A L'instar d'autres infractions telles que le trafic de stupéfiants, la contrebande de cigarettes, ou le proxénétisme, le délit d'initié s'avère être un délit véritablement profitable pour les délinquants qui le commettent. Dans un premier temps, il faut souligner qu'un tel délit ne peut être effectué que par une certaine catégorie de personnes, des « initiés », qui connaissent et maîtrisent parfaitement les instruments financiers. Cette sphère de financiers, qui disposent d'informations privilégiées, a ainsi une marge de manoeuvre totalement libre pour utiliser ces informations afin de générer un maximum de bénéfice. D'autre part, ces initiés qui bénéficient de la confidentialité de l'information, savent pertinemment que la répression à leur égard sera légère. Encore faut-il pour qu'il y ait répression, que le délit soit détecté et que l'autorité poursuivante arrive à constituer l'infraction dans tous ses éléments. Par conséquent, un initié commet une manoeuvre illicite qui lui rapporte énormément, sans être en contrepartie inquiété outre mesure par la justice. Il est donc nécessaire d'agir afin que ce délit soit moins attractif pour les initiés qui le commettent, action qui ne peut passer que par une refonte du système répressif en matière de délit boursier.

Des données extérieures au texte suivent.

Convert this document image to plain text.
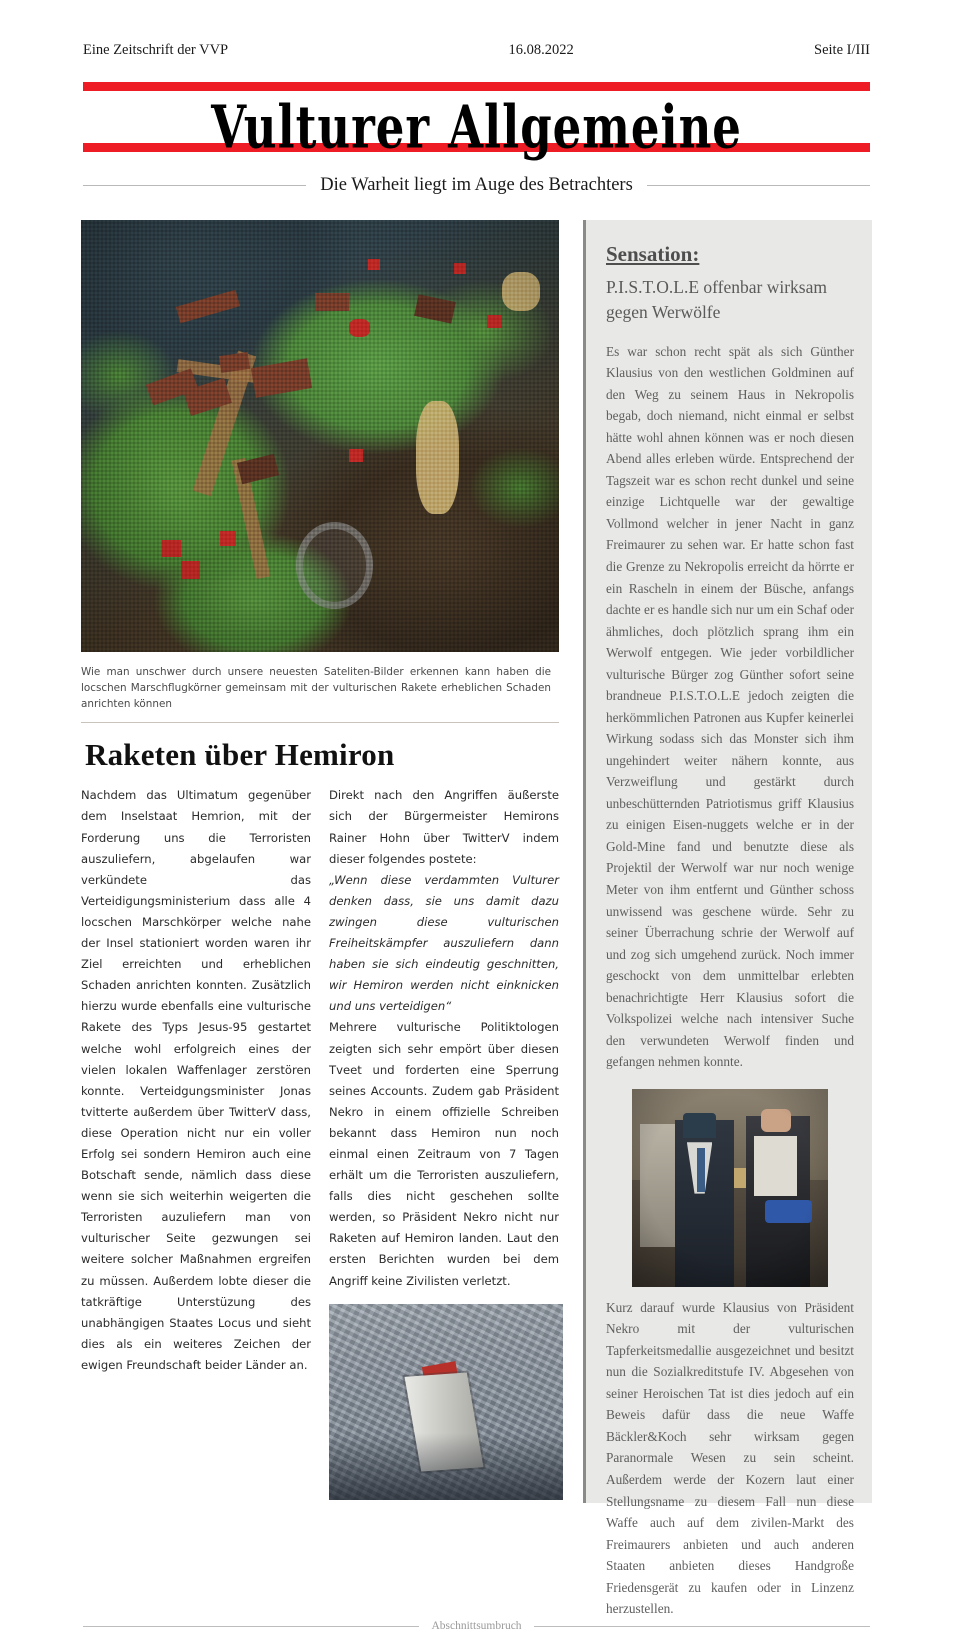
Eine Zeitschrift der VVP	16.08.2022	Seite I/III
Vulturer Allgemeine
Die Warheit liegt im Auge des Betrachters
Wie man unschwer durch unsere neuesten Sateliten-Bilder erkennen kann haben die locschen Marschflugkörner gemeinsam mit der vulturischen Rakete erheblichen Schaden anrichten können
Raketen über Hemiron

Nachdem das Ultimatum gegenüber dem Inselstaat Hemrion, mit der Forderung uns die Terroristen auszuliefern, abgelaufen war verkündete das Verteidigungsministerium dass alle 4 locschen Marschkörper welche nahe der Insel stationiert worden waren ihr Ziel erreichten und erheblichen Schaden anrichten konnten. Zusätzlich hierzu wurde ebenfalls eine vulturische Rakete des Typs Jesus-95 gestartet welche wohl erfolgreich eines der vielen lokalen Waffenlager zerstören konnte. Verteidgungsminister Jonas tvitterte außerdem über TwitterV dass, diese Operation nicht nur ein voller Erfolg sei sondern Hemiron auch eine Botschaft sende, nämlich dass diese wenn sie sich weiterhin weigerten die Terroristen auzuliefern man von vulturischer Seite gezwungen sei weitere solcher Maßnahmen ergreifen zu müssen. Außerdem lobte dieser die tatkräftige Unterstüzung des unabhängigen Staates Locus und sieht dies als ein weiteres Zeichen der ewigen Freundschaft beider Länder an.

Direkt nach den Angriffen äußerste sich der Bürgermeister Hemirons Rainer Hohn über TwitterV indem dieser folgendes postete:

„Wenn diese verdammten Vulturer denken dass, sie uns damit dazu zwingen diese vulturischen Freiheitskämpfer auszuliefern dann haben sie sich eindeutig geschnitten, wir Hemiron werden nicht einknicken und uns verteidigen“

Mehrere vulturische Politiktologen zeigten sich sehr empört über diesen Tveet und forderten eine Sperrung seines Accounts. Zudem gab Präsident Nekro in einem offizielle Schreiben bekannt dass Hemiron nun noch einmal einen Zeitraum von 7 Tagen erhält um die Terroristen auszuliefern, falls dies nicht geschehen sollte werden, so Präsident Nekro nicht nur Raketen auf Hemiron landen. Laut den ersten Berichten wurden bei dem Angriff keine Zivilisten verletzt.

Sensation:
P.I.S.T.O.L.E offenbar wirksam gegen Werwölfe
Es war schon recht spät als sich Günther Klausius von den westlichen Goldminen auf den Weg zu seinem Haus in Nekropolis begab, doch niemand, nicht einmal er selbst hätte wohl ahnen können was er noch diesen Abend alles erleben würde. Entsprechend der Tagszeit war es schon recht dunkel und seine einzige Lichtquelle war der gewaltige Vollmond welcher in jener Nacht in ganz Freimaurer zu sehen war. Er hatte schon fast die Grenze zu Nekropolis erreicht da hörrte er ein Rascheln in einem der Büsche, anfangs dachte er es handle sich nur um ein Schaf oder ähmliches, doch plötzlich sprang ihm ein Werwolf entgegen. Wie jeder vorbildlicher vulturische Bürger zog Günther sofort seine brandneue P.I.S.T.O.L.E jedoch zeigten die herkömmlichen Patronen aus Kupfer keinerlei Wirkung sodass sich das Monster sich ihm ungehindert weiter nähern konnte, aus Verzweiflung und gestärkt durch unbeschütternden Patriotismus griff Klausius zu einigen Eisen-nuggets welche er in der Gold-Mine fand und benutzte diese als Projektil der Werwolf war nur noch wenige Meter von ihm entfernt und Günther schoss unwissend was geschene würde. Sehr zu seiner Überrachung schrie der Werwolf auf und zog sich umgehend zurück. Noch immer geschockt von dem unmittelbar erlebten benachrichtigte Herr Klausius sofort die Volkspolizei welche nach intensiver Suche den verwundeten Werwolf finden und gefangen nehmen konnte.
Kurz darauf wurde Klausius von Präsident Nekro mit der vulturischen Tapferkeitsmedallie ausgezeichnet und besitzt nun die Sozialkreditstufe IV. Abgesehen von seiner Heroischen Tat ist dies jedoch auf ein Beweis dafür dass die neue Waffe Bäckler&Koch sehr wirksam gegen Paranormale Wesen zu sein scheint. Außerdem werde der Kozern laut einer Stellungsname zu diesem Fall nun diese Waffe auch auf dem zivilen-Markt des Freimaurers anbieten und auch anderen Staaten anbieten dieses Handgroße Friedensgerät zu kaufen oder in Linzenz herzustellen.
Abschnittsumbruch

Selon M.Pierre KOPP30(*), la population qui enfreint ces lois du marché « n'a pas forte appétence pour le risque ». Pour ce dernier, la répression des actes commis par les individus constitue le premier vecteur d'action de la politique criminelle. Il suppose dès lors « qu'un individu décidé à s'engager dans une telle activité pèse le bien-fondé de son attitude en fonction du gain qu'il espère obtenir, de la probabilité qu'il a d'être arrêté, de l'amende et de la durée de prison qu'il encourt, de la durée de l'emprisonnement et de la valeur négative qu'il attribue au temps passé en prison ». Pour cet auteur, la politique criminelle permet de recalibrer les choix des criminels en leur imposant des sanctions qui rendent le crime moins attractif. Dans le cadre du délit d'initié, la personne qui commet le délit engendre des bénéfices colossaux, pour un minimum de risques pénaux. Il y a donc minimisation des risques pour une maximisation des profits.

Concernant la répression du délit d'initié, les chiffres communiqués par l'AMF sur ce point sont éloquents. D'après cette autorité, il y a eu pour 200531(*), 27 procédures ayant abouti à une décision de sanction. En matière de délit d'initié, seulement deux procédures ont abouti à des décisions de sanctions. Quant aux suites judiciaires données aux dossiers transmis par l'AMF à la justice, le constat s'avère également mitigé. C'est ce que nous tenterons de démontrer à travers le tableau de synthèse32(*) suivant, réalisé à partir des données de l'AMF.

DATE DE TRANSMISSION

NOM DE L'AFFAIRE

SUITES DONNEES

Paris, le 31 juillet 1989

Marché du titre SOCIETE GENERAL

Jugement du TC de Paris du 20/12/02 condamnant l'un des trois prévenus à 2,2 millions d'euros d'amende et relaxant les deux autres.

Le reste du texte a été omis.